Rofik (58), warga Kalimas Udik yang masuk SD Mufidah tahun 1968, menceritakan, masjid dan gedung sekolah ini peninggalan KH Mas Mansur. Zaman dia sekolah masih lesehan. Menulisnya di dampar.
”Rumah di depannya ini dulu pernah ditempati Ibu Zakiyah, istri KH Mas Mansur,” kata Rofik ditemui Ahad (30/9/2018). ”Rumah Ibu Zakiyah sudah dijual. Sekarang ditempati orang lain.”
Memang Rofik tidak mengenal KH Mas Mansur yang meninggal tahun 1946 saat menjadi tahanan Belanda di penjara Kalisosok. ”Tapi saya mengenal Ibu Zakiyah dan anaknya, Pak On yang menjadi kepala sekolah Mufidah ini,” tuturnya.
Pak On yang dia maksud itu adalah Aunurrofik, anak kedua Mas Mansur. Pak On juga dikenal sebagai kiai dan aktivis Muhammadiyah. Makamnya berdampingan dengan ayahnya di sebelah timur kompleks Masjid Ampel.
Antara Kiai Dahlan dengan Mas Mansur seperti ada chemistry yang senyawa tentang pemahaman Islam. Keduanya sama-sama lulusan Mekkah tapi dalam kurun waktu yang beda. Namun keduanya sama-sama mengalami situasi perkembangan pemikiran Islam di Timur Tengah. Mendapatkan pencerahan yang sama.
Saat Mas Mansur sepakat masuk Muhammadiyah dengan membuka cabang di Surabaya, Kiai Dahlan langsung berkomentar, ”Sudah kita pegang sapu kawat Jawa Timur.”
Ya, Mas Mansur dijuluki sapu kawat oleh Kia Dahlan. Julukan itu menggambarkan kekuatan pikiran dan tekadnya untuk menyebarkan pembaruan pemahaman Islam yang tertutup oleh tradisi.
Tokoh-tokoh lain yang membantu Mas Mansur menghidupkan Muhammadiyah di Surabaya antara lain KH Ali, H Ashari Rawy, H Ali Ismail dan Kiai Utsman.
Selain mengendalikan Muhammadiyah, Kiai Dahlan dan Mas Mansur juga aktif mengisi pengajian dan diskusi politik di Sarekat Islam pimpinan Tjokroaminoto.
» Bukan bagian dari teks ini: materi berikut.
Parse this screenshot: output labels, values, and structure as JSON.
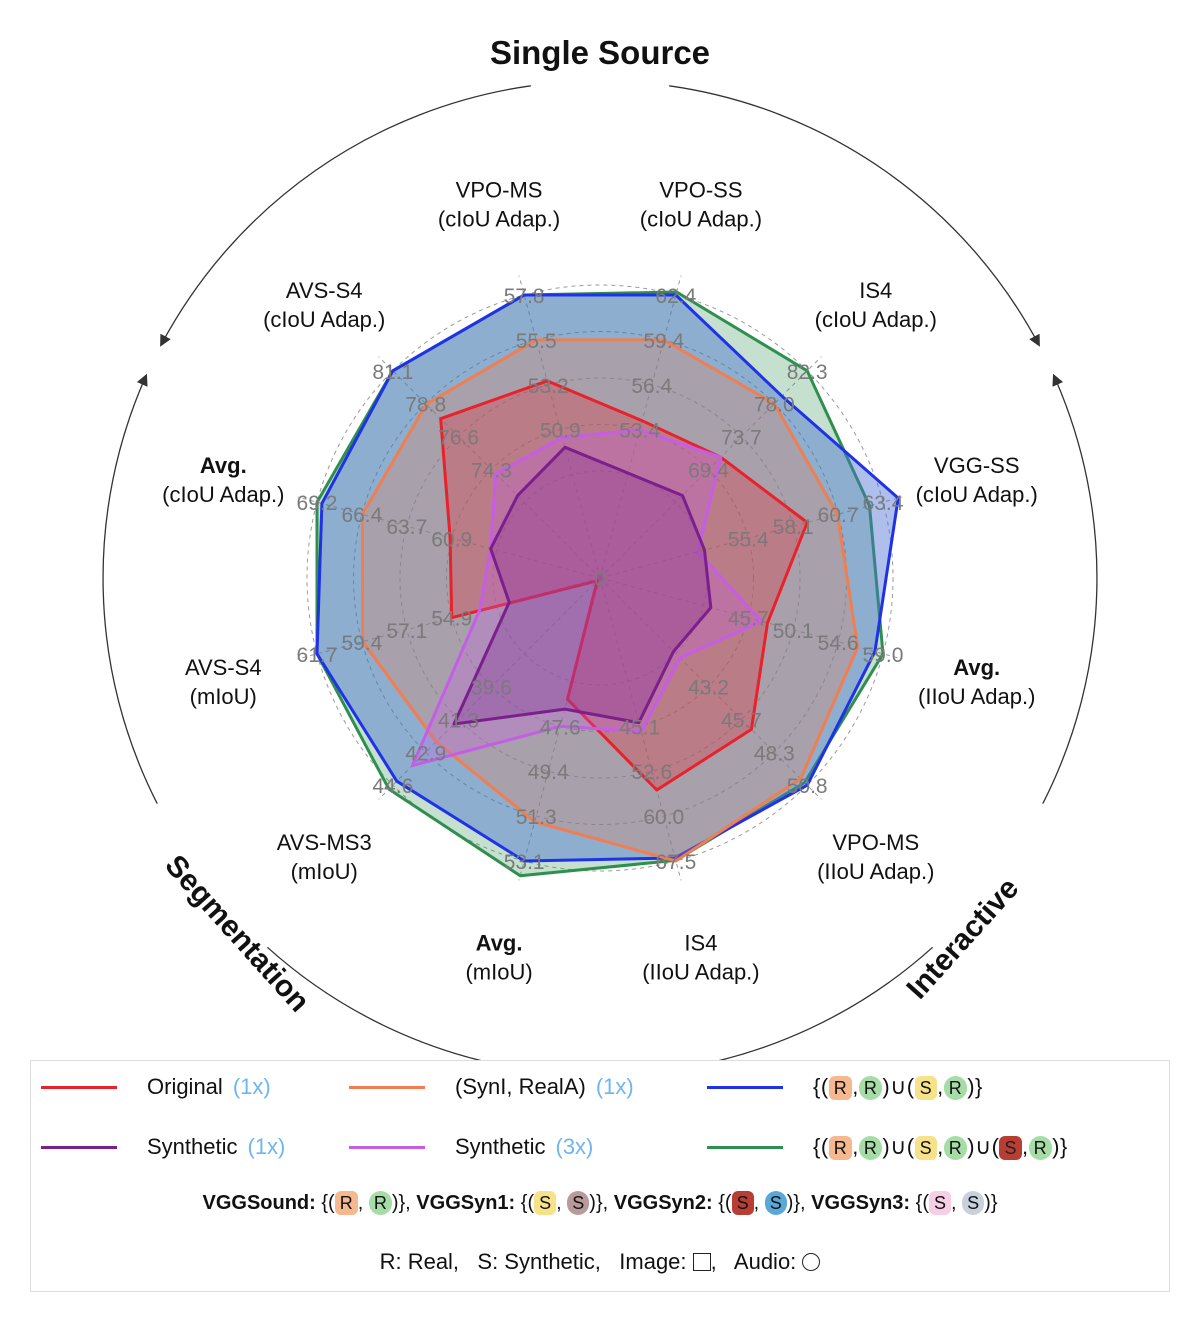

Masjid Plampitan VIII sebagai salah tempat pengajian yang mempertemukan banyak tokoh pergerakan. Kiai Dahlan dan Mas Mansur juga diangkat menjadi penasihat Sarekat Islam.
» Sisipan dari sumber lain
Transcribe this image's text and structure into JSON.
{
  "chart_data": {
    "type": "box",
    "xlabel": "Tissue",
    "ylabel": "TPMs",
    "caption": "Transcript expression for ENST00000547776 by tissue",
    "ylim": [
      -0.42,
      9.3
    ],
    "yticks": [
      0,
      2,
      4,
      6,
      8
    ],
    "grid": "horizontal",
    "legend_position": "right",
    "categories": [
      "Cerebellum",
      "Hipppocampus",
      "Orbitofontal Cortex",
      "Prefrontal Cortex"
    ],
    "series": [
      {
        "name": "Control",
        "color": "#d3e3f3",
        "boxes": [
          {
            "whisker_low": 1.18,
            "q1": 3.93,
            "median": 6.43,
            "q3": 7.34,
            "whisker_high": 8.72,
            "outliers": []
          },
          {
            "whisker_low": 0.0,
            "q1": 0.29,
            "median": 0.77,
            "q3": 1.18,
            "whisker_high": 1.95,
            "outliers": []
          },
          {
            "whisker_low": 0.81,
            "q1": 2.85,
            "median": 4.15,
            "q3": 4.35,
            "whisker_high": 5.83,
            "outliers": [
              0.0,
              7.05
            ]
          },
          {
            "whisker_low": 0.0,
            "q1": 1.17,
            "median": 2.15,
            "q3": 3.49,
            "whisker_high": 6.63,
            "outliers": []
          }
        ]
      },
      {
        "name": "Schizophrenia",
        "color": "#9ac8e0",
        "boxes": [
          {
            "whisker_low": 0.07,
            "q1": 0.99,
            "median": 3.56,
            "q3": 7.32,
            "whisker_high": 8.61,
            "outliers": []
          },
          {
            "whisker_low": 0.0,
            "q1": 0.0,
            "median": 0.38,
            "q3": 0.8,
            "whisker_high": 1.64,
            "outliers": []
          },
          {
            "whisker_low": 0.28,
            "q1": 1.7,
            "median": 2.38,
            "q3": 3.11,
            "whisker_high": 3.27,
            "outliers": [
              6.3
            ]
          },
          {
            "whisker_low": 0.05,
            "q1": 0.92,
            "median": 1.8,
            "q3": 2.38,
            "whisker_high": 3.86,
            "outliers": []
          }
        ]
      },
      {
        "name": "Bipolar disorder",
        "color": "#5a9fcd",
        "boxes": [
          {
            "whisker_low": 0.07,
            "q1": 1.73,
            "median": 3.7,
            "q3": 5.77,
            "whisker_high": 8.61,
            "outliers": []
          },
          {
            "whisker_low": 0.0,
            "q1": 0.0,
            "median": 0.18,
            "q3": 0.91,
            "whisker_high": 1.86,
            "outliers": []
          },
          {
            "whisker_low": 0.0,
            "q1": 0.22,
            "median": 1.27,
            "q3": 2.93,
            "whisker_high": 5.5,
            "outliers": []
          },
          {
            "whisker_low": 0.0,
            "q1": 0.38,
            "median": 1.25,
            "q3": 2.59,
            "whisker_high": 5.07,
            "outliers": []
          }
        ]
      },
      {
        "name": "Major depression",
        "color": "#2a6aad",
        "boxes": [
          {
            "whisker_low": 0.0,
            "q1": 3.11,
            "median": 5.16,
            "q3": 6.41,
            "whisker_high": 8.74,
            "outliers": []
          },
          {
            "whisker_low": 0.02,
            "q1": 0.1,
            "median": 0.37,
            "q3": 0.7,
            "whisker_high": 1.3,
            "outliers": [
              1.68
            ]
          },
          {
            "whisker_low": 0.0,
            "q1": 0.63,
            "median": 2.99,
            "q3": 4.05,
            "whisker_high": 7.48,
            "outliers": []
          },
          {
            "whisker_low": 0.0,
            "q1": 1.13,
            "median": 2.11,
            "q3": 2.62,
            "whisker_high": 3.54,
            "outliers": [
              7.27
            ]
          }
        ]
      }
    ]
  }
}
Mas Mansur lahir dan hidup dalam lingkungan pesantren. Ibunya Raudhah, berasal dari keluarga Pesantren Sidoresmo. Ayahnya KH Mas Ahmad Marzuqi mendirikan pesantren di Kalimas Udik ini. Bangunan panjang yang dipakai masjid dan SD Mufidah itu peningalan ayahnya.
Saat kecil dia mondok di Pesantren Sidoresmo dengan Kiai Muhammad Thaha. Menginjak usia sepuluh tahun, dikirim ayahnya ke Pondok Pesantren Demangan, Bangkalan,berguru kepada Syekhona Kholil.Selepas itu dia naik haji dan sekolah di Mekkah. Kemudian pindah ke Al Azhar, Kairo.
Muhammadiyah Surabaya saat itu langsung berkembang. Mendirikan Majelis Penolong Kesejahteraan Umum (PKU) berupa Balai Kesehatan di Sidodadi dengan menggandeng dr Soetomo.
Peresmiannya dilakukan 14 September 1924 dihadiri Pengurus Besar Muhammadiyah seperti KH Syudja dan Ki Bagus Hadikusumo. Direktur CBZ Simpang dr Tamm. Balai Kesehatan Muhammadiyah ini pertama kali yang dibangun oleh orang pribumi di Jawa Timur.
Kemudian balai ini pindah ke Karang Tembok tahun 1925. Empat tahun kemudian pindah lagi ke Kampemenstraat 180-182 Surabaya hingga sekarang menjadi RS PKU Muhammadiyah Surabaya. Setelah wafatnya Mas Mansur, Kampemenstraat berubah nama menjadi Jl. Mas Mansur.
Saat mendirikan SD Mufidah peninggalan Mas Mansur ini bukan sekolah milik Muhammadiyah. Perguruan ini dikelola oleh Yayasan KH Mas Mansur. Logo yayasan ini sangat mirip dengan logo sekolah Muhammadiyah. Berupa sinar matahari, di tengahnya ada bangku sekolah.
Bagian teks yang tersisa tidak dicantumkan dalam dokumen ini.